Time course of CRF effects for VPm thalamic or BF cortical neurons discharge patterns. The modulatory actions of vehicle (aCSF) and the highest dose of CRF (300 ng) were plotted in 15 min intervals for 1 h following peri-LC infusion. (a) The neuromodulatory effects of peri-LC CRF infusions on spontaneous activity peaked within 15 min in the BF cortex, whereas VPm thalamic neurons exhibited the largest increase in spontaneous activity at 15–30 post-infusion. (b) Modulation of whisker-stimulus evoked discharge by peri-LC CRF infusions occurred over a similar time course as changes in spontaneous activity.
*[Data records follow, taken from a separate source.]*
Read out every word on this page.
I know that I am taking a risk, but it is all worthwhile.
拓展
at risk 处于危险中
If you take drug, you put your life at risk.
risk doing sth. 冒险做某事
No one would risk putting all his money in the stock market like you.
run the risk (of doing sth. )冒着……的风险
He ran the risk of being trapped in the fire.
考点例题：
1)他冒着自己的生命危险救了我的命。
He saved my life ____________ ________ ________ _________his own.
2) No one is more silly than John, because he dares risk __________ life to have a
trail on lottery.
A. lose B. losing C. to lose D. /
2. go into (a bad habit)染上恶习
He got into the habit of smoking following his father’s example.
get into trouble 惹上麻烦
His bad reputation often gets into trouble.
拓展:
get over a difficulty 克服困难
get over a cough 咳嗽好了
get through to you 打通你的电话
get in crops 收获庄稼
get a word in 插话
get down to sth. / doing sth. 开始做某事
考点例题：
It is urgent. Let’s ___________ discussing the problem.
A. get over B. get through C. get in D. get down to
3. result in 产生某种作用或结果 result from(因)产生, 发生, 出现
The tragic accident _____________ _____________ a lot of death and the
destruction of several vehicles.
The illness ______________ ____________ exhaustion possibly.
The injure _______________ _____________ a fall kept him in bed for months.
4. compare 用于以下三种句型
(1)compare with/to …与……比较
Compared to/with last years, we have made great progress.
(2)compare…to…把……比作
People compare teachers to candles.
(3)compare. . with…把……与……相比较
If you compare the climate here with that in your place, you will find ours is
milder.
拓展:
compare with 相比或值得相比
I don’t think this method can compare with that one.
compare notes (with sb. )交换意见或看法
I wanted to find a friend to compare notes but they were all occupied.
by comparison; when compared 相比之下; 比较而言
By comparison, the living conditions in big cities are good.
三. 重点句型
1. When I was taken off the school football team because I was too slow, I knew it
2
Maximum suppression of evoked discharge within VPm thalamus and BF cortex occurred between 15–30 post-infusion. (c) SNR calculations indicated that the peak effect occurred 15–30 min following CRF infusion. (n=5 animals, neurons=88/55 VPm/BFC; LSD comparison with baseline: ^*p<0.05, ^**p<0.01; LSD comparison with BFC ^††p<0.01; all data presented as mean±SEM)

Figure 5

Determination of CRF site of action. The effects of peri-LC infusions of CRF were compared with infusions lateral to the LC. (a) × 40 photomicrograph illustrates two needle tracts generated from a peri-LC and lateral infusion site. Bar=1 mm. (b) Spontaneous discharge calculated as a percent of baseline for VPm (bi) and BF cortical (bii) neurons after peri-LC infusions of vehicle, CRF (300 ng), or lateral LC infusions of CRF (300 ng). (c) Lateral infusions of CRF distal to the LC did not effect whisker stimulus-evoked discharge. (d) SNR calculations also demonstrated no change from baseline for lateral infusions of CRF. Although the SNR was slightly lower for BF cortical neurons recorded before and after lateral LC infusions, lateral LC CRF infusions did not significantly alter the responses of these neurons to sensory stimuli. (n=2 animals, neurons=33/23 VPm/BFC; LSD comparison with baseline; all data presented as mean±SEM).